Legendär ist die Steuervermeidung amerikanischer Konzerne in Europa. Nach US-Recht müssen sie erst Steuern zahlen, wenn sie im Ausland erwirtschaftete Gewinne repatriieren. Nach europäischem Verständnis werden Gewinne auf Lizenzzahlungen im Land des Firmensitzes versteuert. Durch diesen Unterschied können Steuerzahlungen lange in die Zukunft verschoben werden, was als „Steuerbefreiung“ mißverstanden wird. Amerikanische Politiker sind nervös, weil die Bemühungen der Europäer, amerikanische Konzerne stärker zu besteuern, in ferner Zukunft US-Steuereinnahmen reduzieren werden.

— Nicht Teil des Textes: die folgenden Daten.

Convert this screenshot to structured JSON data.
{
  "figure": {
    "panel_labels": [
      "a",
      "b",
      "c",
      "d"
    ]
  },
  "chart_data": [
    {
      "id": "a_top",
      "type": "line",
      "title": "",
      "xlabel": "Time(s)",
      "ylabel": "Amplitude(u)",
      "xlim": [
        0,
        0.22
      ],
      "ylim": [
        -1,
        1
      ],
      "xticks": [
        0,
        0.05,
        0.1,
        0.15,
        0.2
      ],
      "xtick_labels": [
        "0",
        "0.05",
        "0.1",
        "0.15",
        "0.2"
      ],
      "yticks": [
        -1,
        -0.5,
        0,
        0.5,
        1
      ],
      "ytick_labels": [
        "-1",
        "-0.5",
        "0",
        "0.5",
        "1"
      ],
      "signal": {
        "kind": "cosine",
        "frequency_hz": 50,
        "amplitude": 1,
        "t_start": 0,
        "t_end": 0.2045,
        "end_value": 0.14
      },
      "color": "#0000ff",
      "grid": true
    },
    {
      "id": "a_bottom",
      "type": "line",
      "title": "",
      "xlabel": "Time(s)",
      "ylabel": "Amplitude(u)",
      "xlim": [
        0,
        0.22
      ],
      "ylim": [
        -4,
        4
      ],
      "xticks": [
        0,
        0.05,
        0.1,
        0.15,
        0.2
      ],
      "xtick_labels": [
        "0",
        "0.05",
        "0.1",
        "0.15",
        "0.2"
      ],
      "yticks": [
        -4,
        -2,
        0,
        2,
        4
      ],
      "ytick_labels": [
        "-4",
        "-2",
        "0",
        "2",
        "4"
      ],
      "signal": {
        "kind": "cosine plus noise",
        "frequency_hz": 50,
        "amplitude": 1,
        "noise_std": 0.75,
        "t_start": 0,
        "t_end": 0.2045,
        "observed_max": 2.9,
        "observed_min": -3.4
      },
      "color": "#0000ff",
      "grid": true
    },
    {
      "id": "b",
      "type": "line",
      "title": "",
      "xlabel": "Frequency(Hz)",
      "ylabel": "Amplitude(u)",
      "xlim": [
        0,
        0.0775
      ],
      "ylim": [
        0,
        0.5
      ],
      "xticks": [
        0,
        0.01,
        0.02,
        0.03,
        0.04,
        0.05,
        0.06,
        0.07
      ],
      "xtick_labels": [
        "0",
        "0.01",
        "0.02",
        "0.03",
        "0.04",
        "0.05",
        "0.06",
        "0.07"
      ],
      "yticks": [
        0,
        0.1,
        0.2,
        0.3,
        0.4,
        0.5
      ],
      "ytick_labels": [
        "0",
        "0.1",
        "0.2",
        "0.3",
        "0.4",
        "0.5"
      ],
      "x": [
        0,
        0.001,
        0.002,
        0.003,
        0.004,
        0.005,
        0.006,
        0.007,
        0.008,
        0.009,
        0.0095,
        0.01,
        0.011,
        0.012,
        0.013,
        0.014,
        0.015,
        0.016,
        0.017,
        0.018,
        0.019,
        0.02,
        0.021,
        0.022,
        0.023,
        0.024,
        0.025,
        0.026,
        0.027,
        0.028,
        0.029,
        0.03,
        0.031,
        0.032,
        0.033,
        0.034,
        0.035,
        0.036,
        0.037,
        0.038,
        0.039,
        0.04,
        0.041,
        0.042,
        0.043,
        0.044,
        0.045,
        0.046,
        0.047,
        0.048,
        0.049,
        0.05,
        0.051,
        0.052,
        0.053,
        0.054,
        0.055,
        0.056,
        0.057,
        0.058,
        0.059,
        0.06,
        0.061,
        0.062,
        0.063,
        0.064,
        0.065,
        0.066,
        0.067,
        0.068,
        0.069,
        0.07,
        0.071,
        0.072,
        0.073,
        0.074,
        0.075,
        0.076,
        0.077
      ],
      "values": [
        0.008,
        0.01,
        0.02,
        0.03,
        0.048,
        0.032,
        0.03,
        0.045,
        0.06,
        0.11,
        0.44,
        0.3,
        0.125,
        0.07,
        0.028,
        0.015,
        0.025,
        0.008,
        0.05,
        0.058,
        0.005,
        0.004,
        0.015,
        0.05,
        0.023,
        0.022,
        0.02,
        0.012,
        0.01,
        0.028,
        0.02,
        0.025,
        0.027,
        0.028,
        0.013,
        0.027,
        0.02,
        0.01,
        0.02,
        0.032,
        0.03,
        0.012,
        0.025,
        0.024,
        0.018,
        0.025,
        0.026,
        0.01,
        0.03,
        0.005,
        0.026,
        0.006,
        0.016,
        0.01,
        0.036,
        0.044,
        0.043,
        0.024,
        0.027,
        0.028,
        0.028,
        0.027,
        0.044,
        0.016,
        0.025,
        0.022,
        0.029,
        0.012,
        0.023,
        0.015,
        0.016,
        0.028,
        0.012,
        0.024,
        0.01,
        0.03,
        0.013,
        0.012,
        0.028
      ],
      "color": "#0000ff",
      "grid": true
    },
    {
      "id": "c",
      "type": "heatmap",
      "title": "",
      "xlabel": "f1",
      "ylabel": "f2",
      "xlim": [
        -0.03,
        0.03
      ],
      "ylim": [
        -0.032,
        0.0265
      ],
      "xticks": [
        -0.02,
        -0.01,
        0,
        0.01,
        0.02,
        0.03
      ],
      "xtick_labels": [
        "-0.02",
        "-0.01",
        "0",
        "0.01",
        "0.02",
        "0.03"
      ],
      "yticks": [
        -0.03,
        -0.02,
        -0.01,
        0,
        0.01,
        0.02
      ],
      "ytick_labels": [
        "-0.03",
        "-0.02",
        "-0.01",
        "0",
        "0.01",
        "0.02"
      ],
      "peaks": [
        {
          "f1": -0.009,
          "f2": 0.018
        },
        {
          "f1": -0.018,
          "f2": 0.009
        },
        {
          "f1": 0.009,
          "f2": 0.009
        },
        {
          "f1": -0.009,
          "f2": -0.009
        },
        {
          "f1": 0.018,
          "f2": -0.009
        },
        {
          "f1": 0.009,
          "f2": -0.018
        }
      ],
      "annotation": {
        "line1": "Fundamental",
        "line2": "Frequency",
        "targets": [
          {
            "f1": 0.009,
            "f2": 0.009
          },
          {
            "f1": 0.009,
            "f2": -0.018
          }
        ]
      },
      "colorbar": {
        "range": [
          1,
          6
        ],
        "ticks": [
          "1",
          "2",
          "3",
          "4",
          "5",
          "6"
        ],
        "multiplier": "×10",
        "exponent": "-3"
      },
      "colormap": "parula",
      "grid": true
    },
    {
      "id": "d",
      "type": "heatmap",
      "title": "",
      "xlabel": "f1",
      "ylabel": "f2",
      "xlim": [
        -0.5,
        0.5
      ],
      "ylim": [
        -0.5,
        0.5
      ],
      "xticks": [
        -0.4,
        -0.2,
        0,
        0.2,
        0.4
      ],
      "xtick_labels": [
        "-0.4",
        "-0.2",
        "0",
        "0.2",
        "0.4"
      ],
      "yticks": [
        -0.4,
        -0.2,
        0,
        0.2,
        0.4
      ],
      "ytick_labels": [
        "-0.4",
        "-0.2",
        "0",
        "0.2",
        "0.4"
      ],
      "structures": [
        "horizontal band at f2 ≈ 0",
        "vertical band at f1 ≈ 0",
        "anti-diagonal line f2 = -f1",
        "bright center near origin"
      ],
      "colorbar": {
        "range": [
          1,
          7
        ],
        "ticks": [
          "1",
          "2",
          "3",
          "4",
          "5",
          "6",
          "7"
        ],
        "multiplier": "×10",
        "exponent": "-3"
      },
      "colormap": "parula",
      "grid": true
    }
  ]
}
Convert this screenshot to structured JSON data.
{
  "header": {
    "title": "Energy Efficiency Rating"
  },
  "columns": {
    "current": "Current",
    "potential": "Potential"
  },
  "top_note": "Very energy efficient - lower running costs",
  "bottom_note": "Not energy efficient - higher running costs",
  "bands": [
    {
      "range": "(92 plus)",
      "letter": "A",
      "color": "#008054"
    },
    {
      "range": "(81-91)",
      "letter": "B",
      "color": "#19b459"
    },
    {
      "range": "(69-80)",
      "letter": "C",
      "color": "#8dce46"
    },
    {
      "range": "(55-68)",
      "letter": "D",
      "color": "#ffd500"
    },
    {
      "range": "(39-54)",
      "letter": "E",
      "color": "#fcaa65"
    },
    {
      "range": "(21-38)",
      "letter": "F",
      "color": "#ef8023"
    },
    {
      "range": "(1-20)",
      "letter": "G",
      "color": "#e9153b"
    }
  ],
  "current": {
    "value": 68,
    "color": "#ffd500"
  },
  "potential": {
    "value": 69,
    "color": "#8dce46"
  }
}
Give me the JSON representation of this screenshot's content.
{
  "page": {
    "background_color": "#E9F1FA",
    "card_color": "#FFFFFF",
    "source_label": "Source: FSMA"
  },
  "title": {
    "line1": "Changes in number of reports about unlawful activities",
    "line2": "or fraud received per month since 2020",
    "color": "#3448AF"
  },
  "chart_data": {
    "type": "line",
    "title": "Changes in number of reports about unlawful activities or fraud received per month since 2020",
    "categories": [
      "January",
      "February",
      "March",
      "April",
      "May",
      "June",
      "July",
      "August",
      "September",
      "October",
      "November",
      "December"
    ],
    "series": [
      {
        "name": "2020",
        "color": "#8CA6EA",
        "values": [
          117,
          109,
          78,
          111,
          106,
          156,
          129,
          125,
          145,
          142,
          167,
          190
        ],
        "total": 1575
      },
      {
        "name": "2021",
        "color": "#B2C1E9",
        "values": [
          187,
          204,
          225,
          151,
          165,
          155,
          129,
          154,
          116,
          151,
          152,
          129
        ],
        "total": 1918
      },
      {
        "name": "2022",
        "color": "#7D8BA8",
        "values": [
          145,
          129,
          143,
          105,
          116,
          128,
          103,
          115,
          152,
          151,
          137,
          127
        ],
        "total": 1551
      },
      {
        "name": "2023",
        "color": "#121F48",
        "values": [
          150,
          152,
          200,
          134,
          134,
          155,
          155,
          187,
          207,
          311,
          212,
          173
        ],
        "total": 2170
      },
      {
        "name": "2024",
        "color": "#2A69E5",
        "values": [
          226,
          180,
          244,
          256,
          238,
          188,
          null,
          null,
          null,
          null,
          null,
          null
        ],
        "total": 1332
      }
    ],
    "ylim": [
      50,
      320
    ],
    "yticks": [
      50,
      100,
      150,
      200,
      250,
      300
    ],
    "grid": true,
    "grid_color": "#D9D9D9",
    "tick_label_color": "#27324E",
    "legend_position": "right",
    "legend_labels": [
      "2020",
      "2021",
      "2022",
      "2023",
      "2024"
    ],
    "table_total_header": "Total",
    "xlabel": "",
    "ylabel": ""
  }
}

Ähnliche Mißverständnisse gibt es in der Berichterstattung über die „Panama Papers“. Steuern, kriminelle Aktivitäten und legitime Briefkastenfirmen werden vermischt. Natürlich gibt es unversteuertes Einkommen und diverse illegale Aktivitäten, für die Steueroasen genutzt werden. Doch die zugrundeliegenden illegalen Aktivitäten finden nicht auf fernen Inseln statt, sondern direkt im Zuständigkeitsbereich der Strafverfolgungsbehörden. Die sind überlastet, weil sie staatliche Gängelvorschriften durchsetzen müssen wie die Verfolgung von GEZ-Verweigerern, so daß zur Bekämpfung von Schleppern, Einbrechern oder der Drogenmafia keine Zeit bleibt. Natürlich wäre es einfacher, Straftaten zu verfolgen, anstatt umgekehrt aus internationalen Geldflüssen Rückschlüsse auf Straftaten zu ziehen.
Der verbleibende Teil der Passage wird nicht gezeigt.